The invitation came by email: I was to present myself at 9 p.m. - TopicsExpress



          

The invitation came by email: I was to present myself at 9 p.m. that Saturday in the lobby of the New Yorker Hotel on Eighth Avenue and 34th Street. Without explanation, I was told to come alone, dress warmly, bring a bottle of bourbon and, on arrival, keep an eye out for a mysterious “agent” in a red beret. I had received the note, in response to one of my own, from N. D. Austin and Ida C. Benedetto, the trespass artists who, to great acclaim last year, secretly — and illegally — turned a water tower in Chelsea into a speakeasy. The day before the invitation, I had written to them, as I had to others, with a question I’d been thinking about for weeks: Was the city’s creative underground really dead, as people often said? What ended up happening that night was proof that it was not. At the appointed hour, 15 or 20 of us gathered in the lobby, eyeing one another and trying to blend into a crowd of innocent tourists. A few minutes later, the agent, indeed in a beret, rose from a sofa and strolled out the door. All of us followed as she ducked around the corner and whisked us into a building — a large commercial structure, empty, dusty, obviously under construction. With no idea where we were going, we were led up 16 flights of stairs, in the dark, and then out onto the roof. There we saw the elevator room, a small brick box, which had been converted into a cramped, clandestine jazz club. A barman in a trilby offered cocktails; a chandelier of candles dangled from the ceiling. As the night went on, musicians played, an illusionist performed and the assorted guests — painters, filmmakers, an aerialist just back from Brazil — stood among the huge industrial motors, talking about the only-in-New-York-ness of it all, which was, of course, the point.
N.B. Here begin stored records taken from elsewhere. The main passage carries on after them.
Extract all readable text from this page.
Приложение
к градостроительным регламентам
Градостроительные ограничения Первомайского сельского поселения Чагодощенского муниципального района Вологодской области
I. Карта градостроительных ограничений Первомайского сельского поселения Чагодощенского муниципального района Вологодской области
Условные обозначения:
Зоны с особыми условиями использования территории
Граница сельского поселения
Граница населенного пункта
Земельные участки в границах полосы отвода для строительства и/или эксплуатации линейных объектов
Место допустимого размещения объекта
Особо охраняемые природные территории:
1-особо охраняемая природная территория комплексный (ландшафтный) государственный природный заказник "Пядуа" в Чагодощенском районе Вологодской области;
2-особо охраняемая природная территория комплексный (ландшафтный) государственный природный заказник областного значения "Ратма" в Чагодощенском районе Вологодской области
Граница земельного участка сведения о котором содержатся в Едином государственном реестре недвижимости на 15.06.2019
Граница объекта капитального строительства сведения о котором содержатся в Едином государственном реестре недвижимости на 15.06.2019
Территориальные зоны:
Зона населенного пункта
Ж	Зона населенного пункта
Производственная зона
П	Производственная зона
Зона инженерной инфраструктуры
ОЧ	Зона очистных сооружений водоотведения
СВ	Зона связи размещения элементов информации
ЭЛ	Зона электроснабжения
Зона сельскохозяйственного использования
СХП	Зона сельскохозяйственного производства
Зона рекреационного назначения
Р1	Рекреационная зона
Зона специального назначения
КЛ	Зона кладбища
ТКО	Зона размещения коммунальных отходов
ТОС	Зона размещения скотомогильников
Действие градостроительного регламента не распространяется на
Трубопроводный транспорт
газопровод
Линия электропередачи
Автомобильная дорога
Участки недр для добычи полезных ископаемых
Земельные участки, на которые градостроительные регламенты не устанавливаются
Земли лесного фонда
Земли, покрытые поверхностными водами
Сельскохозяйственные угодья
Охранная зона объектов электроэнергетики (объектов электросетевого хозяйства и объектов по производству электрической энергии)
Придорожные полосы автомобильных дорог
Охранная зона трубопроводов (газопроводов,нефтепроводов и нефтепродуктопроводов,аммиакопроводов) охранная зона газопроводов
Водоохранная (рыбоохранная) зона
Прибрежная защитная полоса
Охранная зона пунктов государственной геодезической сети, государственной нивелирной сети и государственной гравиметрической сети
Somehow, in the last few years, it has become an article of faith that New York has lost its artistic spirit, that the city’s long run as a capital of culture is over. After all (or so the argument goes), foreign oligarchs and hedge-fund traders have bought up all the real estate, chased away the artists and turned the bohemia that once ran east from Chumley’s clear across the Williamsburg Bridge into a soulless playground of money.